After an overwhelming response to this year’s shortlist, our judges Samuel Fisher, Layla Benitez-James and Harry Mount have arrived at a decision for this year’s winners.

1st Place: Igbo Boys by Chuck Nwoke

2nd Place: Steer The Dark Skies Blue by Niamh MacCabe

3rd Place: The Prisoner by Tammye Huf

Full Shortlist

Igbo Boys – Chuck Nwoke
Niamh MacCabe – Steer The Dark Skies Blue
The Prisoner – Tammye Huf 
An Englishwoman’s Funeral – Stephen Charles Smith
Death in Varanasi – Kateryna Ivanov
I’m Blue – L. Vocem
Lame Shadow – Judy Birkbeck
Legacy – David Butler
The Protagonist – Maddie Wallace
Beauty – Melvin Sterne
Instructing a Resurrection – Niamh MacCabe
Spudology – Neil Burns

Our first prize winner will receive £500 and will be published in an upcoming edition of The London Magazine, while our second and third place entrants will receive £300 and £200 respectively, as well as being published on our website. 

Here is what our judges had to say:

“There was an absolutely wonderful range of voices and talent in our shortlist, but Igbo Boys easily rose to each judge’s top three. The work had a knack for clear, direct storytelling. Its characters felt real and the author crafted a well realised, spare portrait of how male vulnerability is both enacted and disguised in male friendships and relationships between fathers and sons. It succeeded in being both moving and gently funny. Igbo Boys showed an assured, sophisticated, prose style; writing that clearly revealed a highly intelligent mind working on several different levels.  

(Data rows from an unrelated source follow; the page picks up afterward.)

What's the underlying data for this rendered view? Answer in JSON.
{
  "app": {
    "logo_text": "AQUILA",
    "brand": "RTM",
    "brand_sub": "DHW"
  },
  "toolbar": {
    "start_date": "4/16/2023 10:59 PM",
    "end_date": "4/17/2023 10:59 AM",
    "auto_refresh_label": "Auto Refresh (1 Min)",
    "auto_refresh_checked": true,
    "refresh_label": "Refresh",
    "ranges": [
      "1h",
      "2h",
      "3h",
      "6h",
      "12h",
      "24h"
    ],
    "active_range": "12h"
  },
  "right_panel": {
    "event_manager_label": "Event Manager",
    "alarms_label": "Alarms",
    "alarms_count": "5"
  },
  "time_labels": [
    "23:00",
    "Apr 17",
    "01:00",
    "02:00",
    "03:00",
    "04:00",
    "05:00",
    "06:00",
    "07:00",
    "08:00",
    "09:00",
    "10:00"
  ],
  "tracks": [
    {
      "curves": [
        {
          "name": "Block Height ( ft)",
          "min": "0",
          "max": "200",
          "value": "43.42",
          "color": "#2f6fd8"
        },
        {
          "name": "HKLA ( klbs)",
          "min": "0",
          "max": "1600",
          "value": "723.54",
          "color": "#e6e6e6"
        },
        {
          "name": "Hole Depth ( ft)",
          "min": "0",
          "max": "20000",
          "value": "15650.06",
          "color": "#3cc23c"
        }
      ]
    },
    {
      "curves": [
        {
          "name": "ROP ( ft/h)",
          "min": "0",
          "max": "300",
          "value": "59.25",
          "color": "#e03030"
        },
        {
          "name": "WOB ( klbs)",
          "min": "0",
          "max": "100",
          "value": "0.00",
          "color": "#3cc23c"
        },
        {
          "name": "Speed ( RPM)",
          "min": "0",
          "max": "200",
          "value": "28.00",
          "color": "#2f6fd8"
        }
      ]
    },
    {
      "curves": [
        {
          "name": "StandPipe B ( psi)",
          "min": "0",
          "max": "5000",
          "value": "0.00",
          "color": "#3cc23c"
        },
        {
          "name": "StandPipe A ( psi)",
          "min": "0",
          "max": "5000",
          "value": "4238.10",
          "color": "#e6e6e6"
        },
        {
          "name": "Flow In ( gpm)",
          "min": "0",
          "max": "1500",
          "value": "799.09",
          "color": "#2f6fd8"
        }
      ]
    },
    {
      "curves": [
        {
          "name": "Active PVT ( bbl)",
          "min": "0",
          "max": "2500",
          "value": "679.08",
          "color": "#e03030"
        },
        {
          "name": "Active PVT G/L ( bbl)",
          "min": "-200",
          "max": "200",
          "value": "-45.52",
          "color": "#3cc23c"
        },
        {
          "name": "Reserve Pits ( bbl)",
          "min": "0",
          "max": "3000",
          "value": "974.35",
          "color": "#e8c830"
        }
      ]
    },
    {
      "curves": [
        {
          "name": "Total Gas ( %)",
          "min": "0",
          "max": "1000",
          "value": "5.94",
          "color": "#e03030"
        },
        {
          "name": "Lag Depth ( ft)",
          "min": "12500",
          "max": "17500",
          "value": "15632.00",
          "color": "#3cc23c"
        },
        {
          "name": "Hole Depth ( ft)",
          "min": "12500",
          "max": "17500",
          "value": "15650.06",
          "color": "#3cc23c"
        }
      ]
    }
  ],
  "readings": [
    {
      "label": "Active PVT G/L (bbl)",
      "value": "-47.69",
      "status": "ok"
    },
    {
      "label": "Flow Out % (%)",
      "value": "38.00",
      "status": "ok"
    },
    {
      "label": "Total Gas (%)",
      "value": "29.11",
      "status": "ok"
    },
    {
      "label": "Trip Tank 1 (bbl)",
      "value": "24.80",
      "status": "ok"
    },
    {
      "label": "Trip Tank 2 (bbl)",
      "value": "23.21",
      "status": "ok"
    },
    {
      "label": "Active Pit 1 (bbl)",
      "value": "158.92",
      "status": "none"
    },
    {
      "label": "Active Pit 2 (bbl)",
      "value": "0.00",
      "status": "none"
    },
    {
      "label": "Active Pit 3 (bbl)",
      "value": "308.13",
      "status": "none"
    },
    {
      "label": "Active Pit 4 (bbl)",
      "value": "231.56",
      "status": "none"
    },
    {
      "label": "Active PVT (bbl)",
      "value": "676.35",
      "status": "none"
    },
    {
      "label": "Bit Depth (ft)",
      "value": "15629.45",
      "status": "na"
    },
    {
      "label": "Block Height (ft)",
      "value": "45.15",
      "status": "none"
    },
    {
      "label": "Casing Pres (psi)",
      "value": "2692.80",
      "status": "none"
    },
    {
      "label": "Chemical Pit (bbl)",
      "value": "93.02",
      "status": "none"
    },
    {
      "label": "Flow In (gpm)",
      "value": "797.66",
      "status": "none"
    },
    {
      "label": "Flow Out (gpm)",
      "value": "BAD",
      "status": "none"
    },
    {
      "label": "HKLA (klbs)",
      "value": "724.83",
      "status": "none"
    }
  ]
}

Steer the Dark Skies Blue was an extremely accomplished story and a close second. Much darker and verging on the fantastic, it left us intrigued to learn more about the story´s world and a greater interest in reading more by that writer. The work struck a fine balance between resolving the themes it set up at the beginning, and allowing the reader space to imagine a sense of the wider community. Steer was full of mystery and sharp dialogue, ending on both a memorable and haunting image. 

The Prisoner stood out in the group for its ability to leap into a time period and history without falling back on familiar narratives and instead presenting us with an erotic story where transgressions are working on several different levels. The story is suspenseful and full of strong, memorable images with the reader immediately griped by the action and risk these characters are in as it shows the different levels of survival, both physical and emotional, at play in their world.”

From everyone at The London Magazine, a huge thank you to everyone that sent us their stories!